Question
WWX Manufacturing Sdn Bhd manufactures and sells computer sets under the brand name AAA. The company has several divisions, one of it is known as
WWX Manufacturing Sdn Bhd manufactures and sells computer sets under the brand name AAA. The company has several divisions, one of it is known as Division A. This division manufactures microchips used in computer. Last year, Division A sold 20,000 microchips. The Division A Income Statement for last year were as follows:
| Total RM | Per unit RM |
Sales | 3,000,000 | 150 |
Less: cost of goods sold | 1,000,000 | 50 |
Gross margin | 2,000,000 | 100 |
Less: selling & distribution costs | 400,000 | 20 |
Divisional income | 1,600,000 | 80 |
As shown above, it costs the Division A RM50 to produce a single microchip.
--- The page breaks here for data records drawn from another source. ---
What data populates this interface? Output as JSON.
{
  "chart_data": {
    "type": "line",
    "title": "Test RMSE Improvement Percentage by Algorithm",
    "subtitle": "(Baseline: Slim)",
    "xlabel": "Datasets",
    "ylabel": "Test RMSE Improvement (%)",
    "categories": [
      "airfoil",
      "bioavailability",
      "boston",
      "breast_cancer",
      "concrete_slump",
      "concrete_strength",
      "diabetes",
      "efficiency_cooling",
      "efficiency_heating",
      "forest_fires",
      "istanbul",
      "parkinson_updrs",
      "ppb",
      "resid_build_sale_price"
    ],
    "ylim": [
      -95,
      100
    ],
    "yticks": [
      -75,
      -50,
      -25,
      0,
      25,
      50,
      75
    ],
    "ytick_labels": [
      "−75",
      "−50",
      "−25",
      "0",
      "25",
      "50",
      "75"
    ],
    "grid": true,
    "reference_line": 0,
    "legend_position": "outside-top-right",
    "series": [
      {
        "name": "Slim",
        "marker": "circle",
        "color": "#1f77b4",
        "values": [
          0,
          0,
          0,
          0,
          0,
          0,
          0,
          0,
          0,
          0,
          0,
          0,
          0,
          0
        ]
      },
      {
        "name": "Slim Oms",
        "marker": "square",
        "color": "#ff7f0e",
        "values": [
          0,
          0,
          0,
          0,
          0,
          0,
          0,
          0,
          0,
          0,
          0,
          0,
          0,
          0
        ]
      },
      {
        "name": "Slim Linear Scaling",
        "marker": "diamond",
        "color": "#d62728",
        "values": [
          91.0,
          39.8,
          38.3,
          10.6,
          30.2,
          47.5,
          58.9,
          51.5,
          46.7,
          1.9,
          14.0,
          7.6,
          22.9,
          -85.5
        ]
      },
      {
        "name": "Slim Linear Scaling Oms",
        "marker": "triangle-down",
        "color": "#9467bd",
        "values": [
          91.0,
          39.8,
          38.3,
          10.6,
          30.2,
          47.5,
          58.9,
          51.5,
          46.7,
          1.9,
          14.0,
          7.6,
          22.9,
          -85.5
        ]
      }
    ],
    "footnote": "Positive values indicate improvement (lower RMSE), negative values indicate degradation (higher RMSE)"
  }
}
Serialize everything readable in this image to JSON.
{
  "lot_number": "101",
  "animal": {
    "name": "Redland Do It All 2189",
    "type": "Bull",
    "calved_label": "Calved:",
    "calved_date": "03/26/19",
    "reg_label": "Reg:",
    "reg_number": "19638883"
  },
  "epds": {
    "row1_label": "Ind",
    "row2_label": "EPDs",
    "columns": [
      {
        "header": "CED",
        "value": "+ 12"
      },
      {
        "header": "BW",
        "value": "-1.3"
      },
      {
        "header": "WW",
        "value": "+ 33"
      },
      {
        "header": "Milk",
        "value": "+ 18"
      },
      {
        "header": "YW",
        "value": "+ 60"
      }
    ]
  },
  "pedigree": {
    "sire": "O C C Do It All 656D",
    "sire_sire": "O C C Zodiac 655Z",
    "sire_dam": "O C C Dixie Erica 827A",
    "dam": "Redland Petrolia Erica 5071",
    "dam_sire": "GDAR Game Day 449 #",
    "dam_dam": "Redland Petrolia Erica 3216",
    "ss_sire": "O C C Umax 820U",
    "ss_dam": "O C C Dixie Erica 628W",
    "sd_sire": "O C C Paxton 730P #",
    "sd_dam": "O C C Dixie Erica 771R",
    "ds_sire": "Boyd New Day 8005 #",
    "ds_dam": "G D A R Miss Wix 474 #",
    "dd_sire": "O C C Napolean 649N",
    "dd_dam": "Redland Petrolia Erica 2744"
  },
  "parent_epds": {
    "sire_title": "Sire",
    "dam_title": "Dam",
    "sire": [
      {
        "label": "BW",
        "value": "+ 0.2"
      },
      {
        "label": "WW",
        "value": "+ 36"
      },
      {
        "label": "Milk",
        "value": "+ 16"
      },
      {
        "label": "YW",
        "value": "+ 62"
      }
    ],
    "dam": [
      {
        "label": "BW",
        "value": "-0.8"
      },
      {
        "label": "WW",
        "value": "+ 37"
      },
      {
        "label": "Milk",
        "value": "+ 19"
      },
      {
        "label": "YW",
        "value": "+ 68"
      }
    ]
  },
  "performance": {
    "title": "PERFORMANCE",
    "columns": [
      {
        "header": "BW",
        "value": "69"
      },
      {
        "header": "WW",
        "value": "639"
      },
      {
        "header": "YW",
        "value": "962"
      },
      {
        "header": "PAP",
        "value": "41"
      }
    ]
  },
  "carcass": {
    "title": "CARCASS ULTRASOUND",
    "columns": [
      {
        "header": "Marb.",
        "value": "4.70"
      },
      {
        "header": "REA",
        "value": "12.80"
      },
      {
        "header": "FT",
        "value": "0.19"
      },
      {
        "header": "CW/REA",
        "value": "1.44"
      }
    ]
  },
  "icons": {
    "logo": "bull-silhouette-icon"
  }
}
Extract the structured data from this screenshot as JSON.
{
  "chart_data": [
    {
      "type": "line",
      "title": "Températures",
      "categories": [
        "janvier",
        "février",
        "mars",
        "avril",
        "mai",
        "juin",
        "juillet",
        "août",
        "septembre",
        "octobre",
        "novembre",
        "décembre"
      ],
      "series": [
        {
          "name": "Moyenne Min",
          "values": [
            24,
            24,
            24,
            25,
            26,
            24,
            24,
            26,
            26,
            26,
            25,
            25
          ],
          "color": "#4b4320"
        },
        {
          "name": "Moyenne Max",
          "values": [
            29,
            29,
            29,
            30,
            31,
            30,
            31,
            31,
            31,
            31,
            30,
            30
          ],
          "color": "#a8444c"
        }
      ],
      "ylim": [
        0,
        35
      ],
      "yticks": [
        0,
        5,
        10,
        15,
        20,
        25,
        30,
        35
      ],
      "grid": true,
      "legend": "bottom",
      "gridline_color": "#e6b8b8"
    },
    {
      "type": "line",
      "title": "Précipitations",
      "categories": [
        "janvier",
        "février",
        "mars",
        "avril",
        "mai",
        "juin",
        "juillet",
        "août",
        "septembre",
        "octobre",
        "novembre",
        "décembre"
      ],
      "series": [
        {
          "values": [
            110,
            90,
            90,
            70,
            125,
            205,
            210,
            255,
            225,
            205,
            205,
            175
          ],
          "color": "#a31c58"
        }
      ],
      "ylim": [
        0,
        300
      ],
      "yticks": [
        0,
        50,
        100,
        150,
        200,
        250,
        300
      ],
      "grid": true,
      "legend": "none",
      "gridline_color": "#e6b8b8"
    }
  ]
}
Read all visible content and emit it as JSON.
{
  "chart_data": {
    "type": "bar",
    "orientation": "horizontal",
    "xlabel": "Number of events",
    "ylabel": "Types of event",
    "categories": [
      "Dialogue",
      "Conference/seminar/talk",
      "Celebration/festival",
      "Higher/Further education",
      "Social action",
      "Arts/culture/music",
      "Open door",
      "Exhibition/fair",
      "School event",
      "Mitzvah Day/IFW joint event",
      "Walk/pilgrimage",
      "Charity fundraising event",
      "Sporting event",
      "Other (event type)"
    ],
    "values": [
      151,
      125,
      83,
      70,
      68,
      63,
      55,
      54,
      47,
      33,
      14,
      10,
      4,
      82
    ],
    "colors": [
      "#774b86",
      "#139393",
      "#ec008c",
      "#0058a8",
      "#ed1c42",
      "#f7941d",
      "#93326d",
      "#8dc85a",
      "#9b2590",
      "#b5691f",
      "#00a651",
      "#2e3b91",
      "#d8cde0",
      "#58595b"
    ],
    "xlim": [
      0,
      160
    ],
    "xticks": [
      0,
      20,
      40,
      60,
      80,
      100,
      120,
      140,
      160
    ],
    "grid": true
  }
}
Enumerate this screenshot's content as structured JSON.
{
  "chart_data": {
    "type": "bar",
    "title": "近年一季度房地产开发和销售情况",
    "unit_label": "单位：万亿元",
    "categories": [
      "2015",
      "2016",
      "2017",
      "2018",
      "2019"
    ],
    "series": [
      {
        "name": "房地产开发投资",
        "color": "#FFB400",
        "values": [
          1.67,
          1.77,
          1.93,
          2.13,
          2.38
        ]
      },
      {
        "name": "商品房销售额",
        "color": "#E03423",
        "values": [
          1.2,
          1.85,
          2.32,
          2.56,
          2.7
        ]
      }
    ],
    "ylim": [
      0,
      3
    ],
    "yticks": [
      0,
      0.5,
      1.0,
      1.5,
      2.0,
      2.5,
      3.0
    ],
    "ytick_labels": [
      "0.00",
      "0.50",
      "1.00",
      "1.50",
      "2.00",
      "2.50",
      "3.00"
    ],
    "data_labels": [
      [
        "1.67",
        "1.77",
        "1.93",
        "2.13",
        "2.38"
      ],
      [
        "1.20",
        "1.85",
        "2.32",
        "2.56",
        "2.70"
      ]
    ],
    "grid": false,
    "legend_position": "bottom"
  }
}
Given below is the breakdown cost structure of the microchip:
| RM |
Direct material | 20 |
Direct labour (RM6 per hour) | 12 |
Factory overhead (50% fixed) | 18 |
Total cost per microchip | 50 |
WWX Manufacturing Sdn Bhd currently operating at full capacity level.
Required:
- If Syarikat ABC, an outside supplier, can offer RM50 per microchip, should WWX Manufacturing S/B accept the offer?
- If WWX Manufactuirng S/B purchases microchip from outside supplier at RM50 per unit, Division A will have an extra capacity of 30%. As a result, the company can launch a new product which will generate extra net income of RM400,000. What is you decision
- Explain the difference between opportunity costs and sunk costs.